The Mirrors Jon Cooper also praised Coleman and the new side of the Doctor that was shown, comparing it to Rose Tyler (Billie Piper) challenging the Ninth Doctor. However, he felt the character-heavy story was to the detriment of the plot, which was "a classic Who set-up that ultimately suffers from a lack of explanation [and] more set-pieces than a coherent whole". He felt that the episode may not have been accessible for casual viewers, but offered much for fans in time for the programme's fiftieth anniversary. Dominic Cavendish of The Daily Telegraph gave "The Snowmen" three out of five stars, disappointed that it was not as scary as it had been hyped to be. While he was positive towards Smith and the TARDIS on the cloud, he criticised Strax and the "Sudoku-like complexity" of the script.

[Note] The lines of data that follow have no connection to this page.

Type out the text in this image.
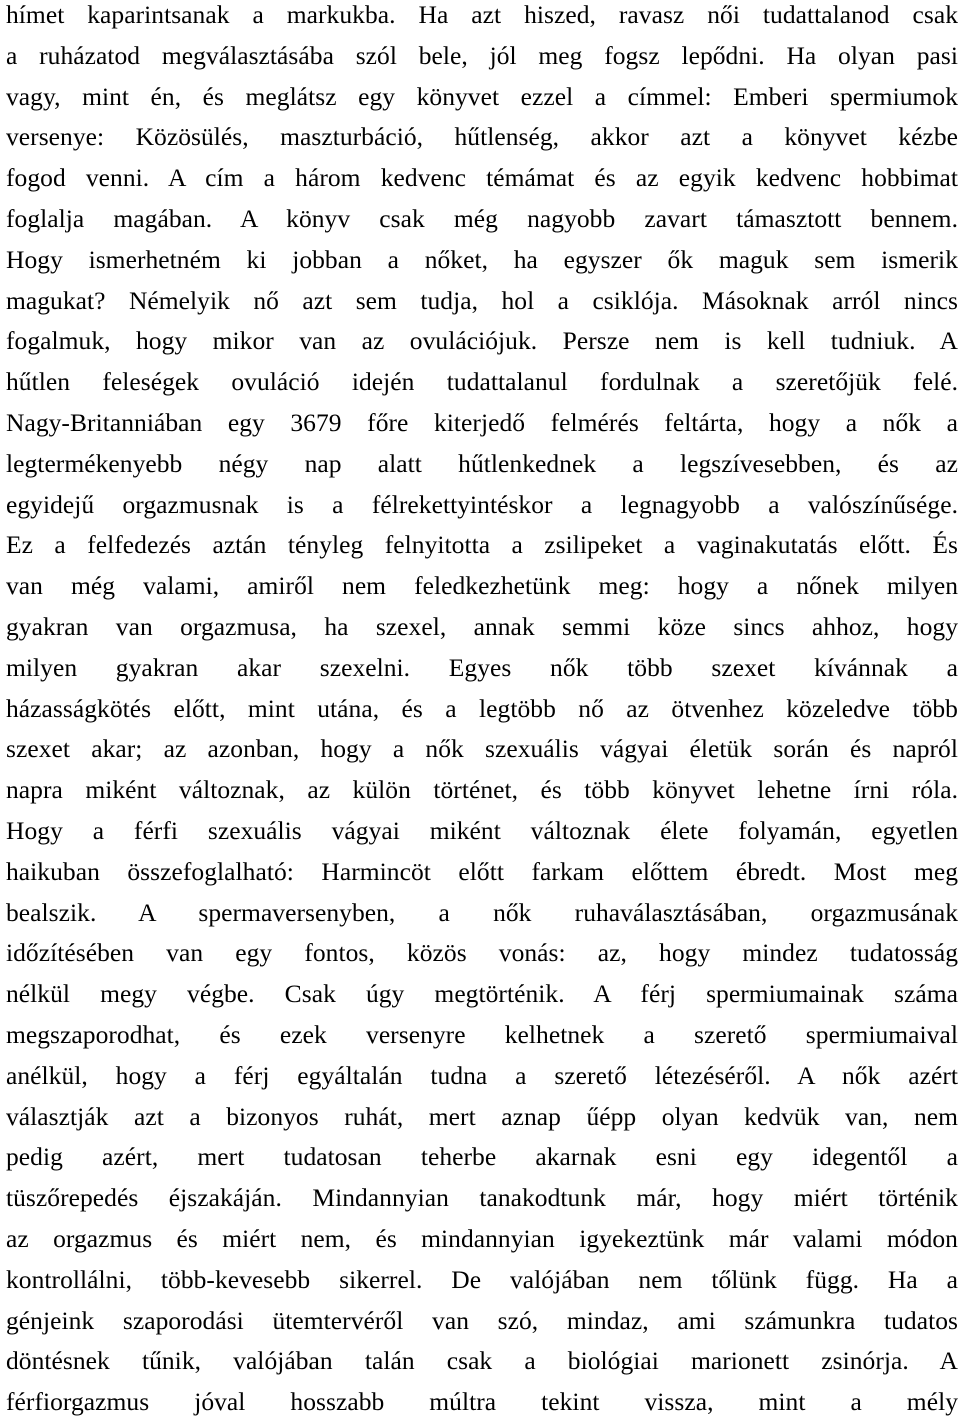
hímet kaparintsanak a markukba. Ha azt hiszed, ravasz női tudattalanod csak
a ruházatod megválasztásába szól bele, jól meg fogsz lepődni. Ha olyan pasi
vagy, mint én, és meglátsz egy könyvet ezzel a címmel: Emberi spermiumok
versenye: Közösülés, maszturbáció, hűtlenség, akkor azt a könyvet kézbe
fogod venni. A cím a három kedvenc témámat és az egyik kedvenc hobbimat
foglalja magában. A könyv csak még nagyobb zavart támasztott bennem.
Hogy ismerhetném ki jobban a nőket, ha egyszer ők maguk sem ismerik
magukat? Némelyik nő azt sem tudja, hol a csiklója. Másoknak arról nincs
fogalmuk, hogy mikor van az ovulációjuk. Persze nem is kell tudniuk. A
hűtlen feleségek ovuláció idején tudattalanul fordulnak a szeretőjük felé.
Nagy-Britanniában egy 3679 főre kiterjedő felmérés feltárta, hogy a nők a
legtermékenyebb négy nap alatt hűtlenkednek a legszívesebben, és az
egyidejű orgazmusnak is a félrekettyintéskor a legnagyobb a valószínűsége.
Ez a felfedezés aztán tényleg felnyitotta a zsilipeket a vaginakutatás előtt. És
van még valami, amiről nem feledkezhetünk meg: hogy a nőnek milyen
gyakran van orgazmusa, ha szexel, annak semmi köze sincs ahhoz, hogy
milyen gyakran akar szexelni. Egyes nők több szexet kívánnak a
házasságkötés előtt, mint utána, és a legtöbb nő az ötvenhez közeledve több
szexet akar; az azonban, hogy a nők szexuális vágyai életük során és napról
napra miként változnak, az külön történet, és több könyvet lehetne írni róla.
Hogy a férfi szexuális vágyai miként változnak élete folyamán, egyetlen
haikuban összefoglalható: Harmincöt előtt farkam előttem ébredt. Most meg
bealszik. A spermaversenyben, a nők ruhaválasztásában, orgazmusának
időzítésében van egy fontos, közös vonás: az, hogy mindez tudatosság
nélkül megy végbe. Csak úgy megtörténik. A férj spermiumainak száma
megszaporodhat, és ezek versenyre kelhetnek a szerető spermiumaival
anélkül, hogy a férj egyáltalán tudna a szerető létezéséről. A nők azért
választják azt a bizonyos ruhát, mert aznap űépp olyan kedvük van, nem
pedig azért, mert tudatosan teherbe akarnak esni egy idegentől a
tüszőrepedés éjszakáján. Mindannyian tanakodtunk már, hogy miért történik
az orgazmus és miért nem, és mindannyian igyekeztünk már valami módon
kontrollálni, több-kevesebb sikerrel. De valójában nem tőlünk függ. Ha a
génjeink szaporodási ütemtervéről van szó, mindaz, ami számunkra tudatos
döntésnek tűnik, valójában talán csak a biológiai marionett zsinórja. A
férfiorgazmus jóval hosszabb múltra tekint vissza, mint a mély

The episode was nominated for the 2013 Hugo Award for Best Dramatic Presentation (Short Form), alongside "Asylum of the Daleks" and "The Angels Take Manhattan", but lost to the Game of Thrones episode "Blackwater".

==DVD release==
"The Snowmen" was initially released as a standalone on DVD and Blu-ray in the UK and North America. It was later included as part of the DVD/Blu-ray box set Doctor Who: The Complete Seventh Series in September 2013.

It has subsequently been reissued in several box set compilations, most recently alongside the Christmas specials between "The Christmas Invasion" and "Last Christmas" inclusive in a boxset titled Doctor Who – The 10 Christmas Specials on 19 October 2015.

==Soundtrack==

Selected pieces of score from "The Snowmen" and the preceding Christmas special, as composed by Murray Gold, were included on a soundtrack released on 21 October 2013 by Silva Screen Records.